An information processing apparatus provided with a plurality of nodes each including at least one processor, a system controller, and a main memory, includes a status storage unit that stores statuses of a plurality of cache lines and that is capable of reading statuses of a plurality of cache lines by one reading operation, a recording unit that is provided in a system controller in at least one node and that records all or part of the statuses stored in the status storage unit, wherein the system controller records obtained statuses in the recording unit on a condition that all of the statuses of the plurality of cache lines obtained by reading the status storage unit are invalid statuses or shared statuses in different nodes when the system controller has read the status storage unit in response to a request.

Description

    CROSS-REFERENCE TO RELATED APPLICATION
  • This application is a continuation application of International Application PCT/JP2010/005756 filed on Sep. 23, 2010 and designated the U.S., the entire contents of which are incorporated herein by reference.
  • FIELD
  • The embodiments discussed herein are related to a memory accessing technique.
  • BACKGROUND
  • A large-scale information processing apparatus having a plurality of central processing units (CPUs) employs a configuration in which a plurality of nodes are connected via system controllers. For connections between system controllers, crossbars are used. The performance of this type of information processing apparatuses is greatly influenced by latency in the memory control.

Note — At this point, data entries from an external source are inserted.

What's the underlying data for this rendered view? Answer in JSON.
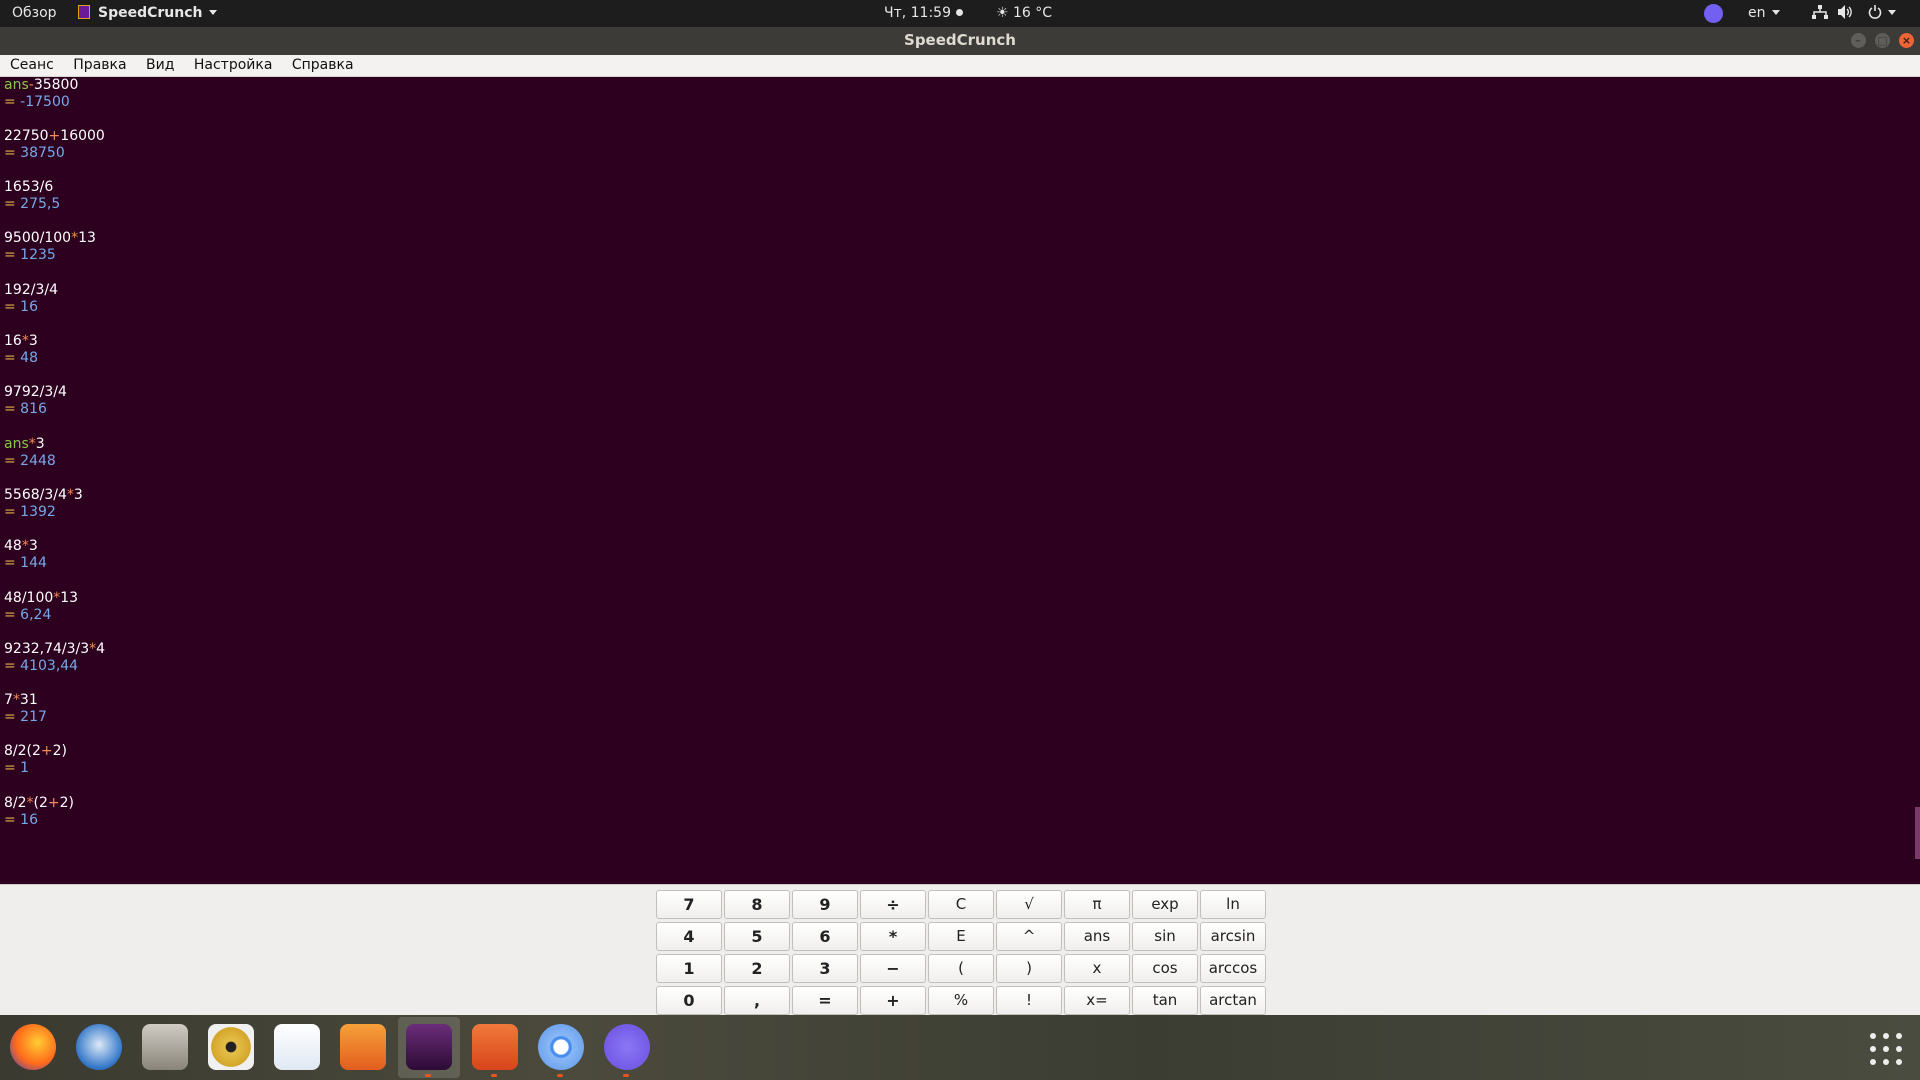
{
  "topbar": {
    "overview": "Обзор",
    "app_menu": "SpeedCrunch",
    "clock": "Чт, 11:59",
    "weather": "☀ 16 °C",
    "lang": "en"
  },
  "window": {
    "title": "SpeedCrunch"
  },
  "menubar": {
    "items": [
      "Сеанс",
      "Правка",
      "Вид",
      "Настройка",
      "Справка"
    ]
  },
  "history": [
    {
      "expr": "ans-35800",
      "result": " -17500"
    },
    {
      "expr": "22750+16000",
      "result": " 38750"
    },
    {
      "expr": "1653/6",
      "result": " 275,5"
    },
    {
      "expr": "9500/100*13",
      "result": " 1235"
    },
    {
      "expr": "192/3/4",
      "result": " 16"
    },
    {
      "expr": "16*3",
      "result": " 48"
    },
    {
      "expr": "9792/3/4",
      "result": " 816"
    },
    {
      "expr": "ans*3",
      "result": " 2448"
    },
    {
      "expr": "5568/3/4*3",
      "result": " 1392"
    },
    {
      "expr": "48*3",
      "result": " 144"
    },
    {
      "expr": "48/100*13",
      "result": " 6,24"
    },
    {
      "expr": "9232,74/3/3*4",
      "result": " 4103,44"
    },
    {
      "expr": "7*31",
      "result": " 217"
    },
    {
      "expr": "8/2(2+2)",
      "result": " 1"
    },
    {
      "expr": "8/2*(2+2)",
      "result": " 16"
    }
  ],
  "input": {
    "value": ""
  },
  "keypad": {
    "rows": [
      [
        "7",
        "8",
        "9",
        "÷",
        "C",
        "√",
        "π",
        "exp",
        "ln"
      ],
      [
        "4",
        "5",
        "6",
        "*",
        "E",
        "^",
        "ans",
        "sin",
        "arcsin"
      ],
      [
        "1",
        "2",
        "3",
        "−",
        "(",
        ")",
        "x",
        "cos",
        "arccos"
      ],
      [
        "0",
        ",",
        "=",
        "+",
        "%",
        "!",
        "x=",
        "tan",
        "arctan"
      ]
    ]
  },
  "colors": {
    "display_bg": "#2c001e",
    "expr": "#ffffff",
    "result": "#77a8ea",
    "equals": "#e0b04a",
    "keyword": "#8fc44a",
    "operator": "#f08c5a"
  },
  "dock": {
    "apps": [
      {
        "icon": "firefox-icon",
        "running": false
      },
      {
        "icon": "thunderbird-icon",
        "running": false
      },
      {
        "icon": "files-icon",
        "running": false
      },
      {
        "icon": "rhythmbox-icon",
        "running": false
      },
      {
        "icon": "libreoffice-writer-icon",
        "running": false
      },
      {
        "icon": "ubuntu-software-icon",
        "running": false
      },
      {
        "icon": "speedcrunch-icon",
        "running": true
      },
      {
        "icon": "software-updater-icon",
        "running": true
      },
      {
        "icon": "chromium-icon",
        "running": true
      },
      {
        "icon": "viber-icon",
        "running": true
      }
    ]
  }
}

  • Regarding memory control, a configuration is known in which cache data corresponding to main data stored in a main memory of the node holds identification information related to the main data not stored in cache memories of a plurality of nodes other than the node (For example, Japanese Laid-open Patent Publication No. 2009-223759).
  • Regarding memory control, a configuration is known in which access request processing time is reduced by reducing the number of times of issuing snoops, which maintain the coherence between cache memories (for example, Japanese Laid-open Patent Publication No. 2008-310414).
  • Regarding memory control, a configuration is known in which a retention tag is kept for holding a fact that no cache memories controlled by the node store target data other than DATG for managing data in cache memories (for example, Japanese Laid-open Patent Publication No. 2006-202215).
  • SUMMARY
  • According to an aspect of the embodiment, an information processing apparatus provided with a plurality of nodes each including at least one processor, a system controller, and a main memory, includes a status storage unit that stores statuses of a plurality of cache lines and that is capable of reading statuses of a plurality of cache lines by one reading operation, a recording unit that is provided in a system controller in at least one node and that records all or part of the statuses stored in the status storage unit, wherein the system controller records obtained statuses in the recording unit on a condition that all of the statuses of the plurality of cache lines obtained by reading the status storage unit are invalid statuses or shared statuses indifferent nodes when the system controller has read the status storage unit in response to a request.
  • The object and advantages of the invention will be realized and attained by means of the elements and combinations particularly pointed out in the claims.
  • It is to be understood that both the foregoing general description and the following detailed description are exemplary and explanatory and are not restrictive of the invention.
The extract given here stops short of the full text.